#21 API rate limiter system

Here’s a complete, time-boxed, 1-hour interview-ready answer for designing an API Rate Limiter System. It follows your system design interview structure, including functional & non-functional requirements, APIs/data model, architecture, deep dive, and trade-offs.

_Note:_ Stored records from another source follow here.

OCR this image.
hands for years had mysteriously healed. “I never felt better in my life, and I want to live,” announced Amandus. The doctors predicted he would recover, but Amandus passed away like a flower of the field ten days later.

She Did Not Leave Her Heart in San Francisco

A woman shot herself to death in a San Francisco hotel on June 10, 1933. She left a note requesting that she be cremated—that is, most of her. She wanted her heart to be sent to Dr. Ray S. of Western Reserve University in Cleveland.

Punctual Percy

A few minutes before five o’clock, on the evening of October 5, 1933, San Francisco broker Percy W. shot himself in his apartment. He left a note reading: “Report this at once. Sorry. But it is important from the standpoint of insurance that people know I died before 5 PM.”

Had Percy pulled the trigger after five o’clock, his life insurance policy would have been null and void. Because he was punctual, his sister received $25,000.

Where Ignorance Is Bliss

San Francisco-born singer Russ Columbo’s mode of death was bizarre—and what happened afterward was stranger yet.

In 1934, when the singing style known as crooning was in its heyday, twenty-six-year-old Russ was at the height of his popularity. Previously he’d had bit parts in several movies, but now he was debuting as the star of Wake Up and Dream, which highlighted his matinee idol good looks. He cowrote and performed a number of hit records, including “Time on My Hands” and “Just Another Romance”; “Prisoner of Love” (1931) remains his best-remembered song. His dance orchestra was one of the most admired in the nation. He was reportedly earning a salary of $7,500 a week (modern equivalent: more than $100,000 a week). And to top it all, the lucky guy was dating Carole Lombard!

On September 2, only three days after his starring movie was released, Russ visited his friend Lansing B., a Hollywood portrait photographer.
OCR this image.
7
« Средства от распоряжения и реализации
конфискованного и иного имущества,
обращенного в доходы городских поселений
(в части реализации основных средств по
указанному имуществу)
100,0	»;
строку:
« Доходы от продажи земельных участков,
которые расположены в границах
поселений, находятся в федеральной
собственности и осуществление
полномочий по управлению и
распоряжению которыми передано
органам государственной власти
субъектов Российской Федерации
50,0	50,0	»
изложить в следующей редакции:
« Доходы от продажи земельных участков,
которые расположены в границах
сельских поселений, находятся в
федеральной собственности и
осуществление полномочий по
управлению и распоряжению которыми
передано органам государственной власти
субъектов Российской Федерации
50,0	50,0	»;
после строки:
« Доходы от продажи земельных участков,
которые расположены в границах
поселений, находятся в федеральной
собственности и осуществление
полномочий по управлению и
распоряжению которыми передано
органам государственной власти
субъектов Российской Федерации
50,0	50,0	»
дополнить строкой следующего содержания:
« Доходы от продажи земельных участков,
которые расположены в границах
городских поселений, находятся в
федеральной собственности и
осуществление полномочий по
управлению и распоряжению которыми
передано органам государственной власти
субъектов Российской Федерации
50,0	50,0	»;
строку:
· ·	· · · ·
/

0 – 5 min — Problem recap, scope & assumptions

Goal: Design a system that limits the number of API requests a client (user, service, or app) can make in a given time window. The system should prevent abuse, ensure fair usage, and maintain high availability.

Scope for interview:

Rate limiting per API key / user / client IP.
Support distributed microservices and multiple data centers.
Configurable limits (per second, minute, hour).
Support burst traffic (short spikes) gracefully.
Handle high request throughput with low latency.

Assumptions:

Peak requests: 1M requests/sec.
Time windows configurable per client.
Use cases: public APIs, internal microservices, SaaS platforms.
Clients are authenticated using API keys.
System should be horizontally scalable.

5 – 15 min — Functional & Non-Functional Requirements

Functional Requirements

Must

Limit enforcement: Restrict API usage per user/client key.
Configurable rules: Support rate limits per API endpoint, client type, or subscription plan.
Distributed support: Works across multiple servers/microservices.
Real-time tracking: Track request counts in near real-time.
Response headers: Return headers indicating remaining quota and reset time.
Burst handling: Allow short bursts beyond the rate limit (optional).

Should

Support multiple algorithms: fixed window, sliding window, token bucket, leaky bucket.
Alerting when limits are exceeded or abused.
Integration with API gateways or service mesh.

Nice-to-have

Tiered limits based on subscription.
Analytics on usage patterns.
Auto-throttling or dynamic rate limits based on system load.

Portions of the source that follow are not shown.